This research summary has been generated with artificial intelligence and may contain errors and omissions. Refer to the original study to confirm details provided. Submit correction.

The research evaluates the French surveillance system for equine diseases in early detection of West Nile virus (WNV), using horses’ nervous signs, and suggests that regression models yield better surveillance results.

Objectives of the Research

  • To evaluate the French surveillance system for detecting West Nile virus (WNV).
  • The focus is on nervous symptoms in horses, as these are considered early indicators of WNV.
  • To compare the effectiveness of various pre-processing methods and detection algorithms, particularly those based on regression.
  • To assess if the data gathered by the French equine diseases surveillance system can be used routinely for WNV detection.
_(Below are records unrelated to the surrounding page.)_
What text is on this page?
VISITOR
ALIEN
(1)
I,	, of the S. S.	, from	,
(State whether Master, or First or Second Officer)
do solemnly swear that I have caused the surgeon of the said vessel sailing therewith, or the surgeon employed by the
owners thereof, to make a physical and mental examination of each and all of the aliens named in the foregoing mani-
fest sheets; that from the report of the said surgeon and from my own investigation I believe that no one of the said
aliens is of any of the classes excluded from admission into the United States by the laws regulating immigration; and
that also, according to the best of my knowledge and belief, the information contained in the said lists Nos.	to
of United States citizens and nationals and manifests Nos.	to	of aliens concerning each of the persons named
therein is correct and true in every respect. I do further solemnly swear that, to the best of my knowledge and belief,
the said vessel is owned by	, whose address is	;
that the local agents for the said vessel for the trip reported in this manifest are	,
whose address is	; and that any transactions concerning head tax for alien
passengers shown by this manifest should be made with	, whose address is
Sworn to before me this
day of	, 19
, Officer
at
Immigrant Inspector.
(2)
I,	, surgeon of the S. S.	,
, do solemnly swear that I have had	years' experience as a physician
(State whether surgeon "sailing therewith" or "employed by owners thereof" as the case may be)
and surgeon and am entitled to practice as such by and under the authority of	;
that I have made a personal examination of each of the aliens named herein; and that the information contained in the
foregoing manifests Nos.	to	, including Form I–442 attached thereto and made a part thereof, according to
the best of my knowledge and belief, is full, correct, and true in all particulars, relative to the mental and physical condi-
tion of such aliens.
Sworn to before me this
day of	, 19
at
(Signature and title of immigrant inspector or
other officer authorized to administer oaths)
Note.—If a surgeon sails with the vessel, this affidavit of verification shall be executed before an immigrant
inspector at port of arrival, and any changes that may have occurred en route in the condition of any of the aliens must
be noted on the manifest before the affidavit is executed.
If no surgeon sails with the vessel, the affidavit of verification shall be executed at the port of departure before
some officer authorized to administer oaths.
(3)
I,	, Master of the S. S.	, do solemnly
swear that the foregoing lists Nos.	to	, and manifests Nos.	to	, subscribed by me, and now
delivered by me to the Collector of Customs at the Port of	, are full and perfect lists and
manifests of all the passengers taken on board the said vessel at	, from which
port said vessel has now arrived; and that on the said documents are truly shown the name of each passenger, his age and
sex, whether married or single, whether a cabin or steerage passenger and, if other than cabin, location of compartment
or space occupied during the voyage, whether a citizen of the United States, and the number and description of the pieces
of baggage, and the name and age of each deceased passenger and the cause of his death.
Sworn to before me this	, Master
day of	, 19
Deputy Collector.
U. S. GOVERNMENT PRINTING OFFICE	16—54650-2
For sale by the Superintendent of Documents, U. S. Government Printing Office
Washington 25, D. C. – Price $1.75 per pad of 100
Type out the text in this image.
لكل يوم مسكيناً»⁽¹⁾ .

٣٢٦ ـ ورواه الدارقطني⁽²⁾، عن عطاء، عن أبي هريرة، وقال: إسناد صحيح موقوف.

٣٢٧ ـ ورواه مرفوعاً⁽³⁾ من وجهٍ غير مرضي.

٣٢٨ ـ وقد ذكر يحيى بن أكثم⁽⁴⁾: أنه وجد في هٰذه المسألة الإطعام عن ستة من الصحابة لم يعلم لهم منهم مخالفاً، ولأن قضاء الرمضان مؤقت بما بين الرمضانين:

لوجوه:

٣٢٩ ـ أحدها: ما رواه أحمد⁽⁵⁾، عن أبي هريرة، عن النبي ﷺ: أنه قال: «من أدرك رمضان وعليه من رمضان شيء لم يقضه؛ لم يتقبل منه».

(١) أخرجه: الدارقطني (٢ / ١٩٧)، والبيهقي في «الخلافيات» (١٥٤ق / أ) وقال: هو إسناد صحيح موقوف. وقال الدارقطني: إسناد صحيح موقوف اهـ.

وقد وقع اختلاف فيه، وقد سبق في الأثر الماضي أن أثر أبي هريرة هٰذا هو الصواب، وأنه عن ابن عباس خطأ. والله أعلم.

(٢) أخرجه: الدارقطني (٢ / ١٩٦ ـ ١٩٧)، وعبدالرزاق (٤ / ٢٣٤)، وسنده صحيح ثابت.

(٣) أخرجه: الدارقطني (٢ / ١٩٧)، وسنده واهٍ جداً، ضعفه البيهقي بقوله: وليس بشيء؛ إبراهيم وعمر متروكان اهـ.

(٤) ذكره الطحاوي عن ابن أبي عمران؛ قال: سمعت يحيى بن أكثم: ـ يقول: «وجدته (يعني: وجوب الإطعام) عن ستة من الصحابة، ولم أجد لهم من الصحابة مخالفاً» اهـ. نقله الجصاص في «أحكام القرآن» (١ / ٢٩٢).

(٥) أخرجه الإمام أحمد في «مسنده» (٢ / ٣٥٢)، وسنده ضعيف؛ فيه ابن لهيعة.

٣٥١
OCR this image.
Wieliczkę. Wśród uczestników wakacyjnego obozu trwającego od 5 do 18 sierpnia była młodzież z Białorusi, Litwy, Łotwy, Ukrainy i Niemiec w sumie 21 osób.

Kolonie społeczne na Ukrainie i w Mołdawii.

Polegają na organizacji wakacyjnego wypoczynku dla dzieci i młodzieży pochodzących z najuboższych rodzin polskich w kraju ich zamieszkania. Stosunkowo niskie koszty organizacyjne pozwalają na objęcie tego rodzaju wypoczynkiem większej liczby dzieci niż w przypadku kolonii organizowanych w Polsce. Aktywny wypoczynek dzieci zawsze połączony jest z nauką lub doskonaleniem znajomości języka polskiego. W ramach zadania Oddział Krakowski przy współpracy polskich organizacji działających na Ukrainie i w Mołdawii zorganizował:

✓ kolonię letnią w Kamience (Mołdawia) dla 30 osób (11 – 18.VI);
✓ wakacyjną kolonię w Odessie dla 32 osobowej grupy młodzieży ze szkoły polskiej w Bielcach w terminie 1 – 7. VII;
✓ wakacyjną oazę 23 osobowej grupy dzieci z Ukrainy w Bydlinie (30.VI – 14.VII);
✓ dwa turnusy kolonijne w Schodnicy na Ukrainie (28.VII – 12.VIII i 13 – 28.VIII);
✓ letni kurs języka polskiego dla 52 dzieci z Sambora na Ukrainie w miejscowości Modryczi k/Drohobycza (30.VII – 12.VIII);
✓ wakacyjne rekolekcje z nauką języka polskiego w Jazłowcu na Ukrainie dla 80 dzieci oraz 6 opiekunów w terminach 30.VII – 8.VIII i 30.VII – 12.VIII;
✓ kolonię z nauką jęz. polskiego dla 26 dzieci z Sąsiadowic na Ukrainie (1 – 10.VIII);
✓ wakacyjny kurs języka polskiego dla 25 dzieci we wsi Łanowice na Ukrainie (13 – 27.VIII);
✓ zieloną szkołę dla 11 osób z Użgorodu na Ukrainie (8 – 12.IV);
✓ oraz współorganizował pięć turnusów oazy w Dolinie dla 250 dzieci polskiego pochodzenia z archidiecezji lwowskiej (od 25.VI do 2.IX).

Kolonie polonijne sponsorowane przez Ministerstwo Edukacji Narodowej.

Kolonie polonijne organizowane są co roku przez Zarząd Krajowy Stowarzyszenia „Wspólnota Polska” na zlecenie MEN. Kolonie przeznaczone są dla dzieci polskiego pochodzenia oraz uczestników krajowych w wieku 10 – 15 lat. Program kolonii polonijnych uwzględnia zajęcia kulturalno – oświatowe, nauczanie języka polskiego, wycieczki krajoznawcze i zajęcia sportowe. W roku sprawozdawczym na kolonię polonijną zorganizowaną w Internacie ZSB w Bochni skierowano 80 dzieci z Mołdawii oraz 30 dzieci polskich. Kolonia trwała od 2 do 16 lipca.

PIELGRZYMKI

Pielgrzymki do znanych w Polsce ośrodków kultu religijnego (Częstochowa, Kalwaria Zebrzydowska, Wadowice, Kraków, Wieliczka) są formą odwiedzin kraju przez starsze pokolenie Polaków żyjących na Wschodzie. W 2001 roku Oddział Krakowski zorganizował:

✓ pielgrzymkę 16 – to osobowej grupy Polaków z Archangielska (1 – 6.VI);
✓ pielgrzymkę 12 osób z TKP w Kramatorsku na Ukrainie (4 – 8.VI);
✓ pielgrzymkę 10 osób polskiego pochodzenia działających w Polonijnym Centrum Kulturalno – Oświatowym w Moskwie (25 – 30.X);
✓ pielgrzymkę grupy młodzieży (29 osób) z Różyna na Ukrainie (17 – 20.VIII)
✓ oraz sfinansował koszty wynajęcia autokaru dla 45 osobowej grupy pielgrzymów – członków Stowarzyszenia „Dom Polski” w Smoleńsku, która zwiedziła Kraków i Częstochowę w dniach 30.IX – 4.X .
Methods Employed in the Research

  • For the assessment, both simulated data and real-world data were used.
  • Different pre-processing methods were tested along with detection algorithms based on regression.
  • The results were compared with those of the currently existing surveillance system.

Findings of the Study

  • The study found that the algorithm currently in use for detection provided similar performances to those tested using simulated and real data.
  • However, it was seen that regression models can be adapted more easily and better to meet surveillance requirements.
  • The research revealed that the sensitivity was at 98% and specificity was over 94% with timeliness around 2.5 weeks and about four false alarms per year, which signifies that the detection performances can support early detection of WNV outbreaks in France.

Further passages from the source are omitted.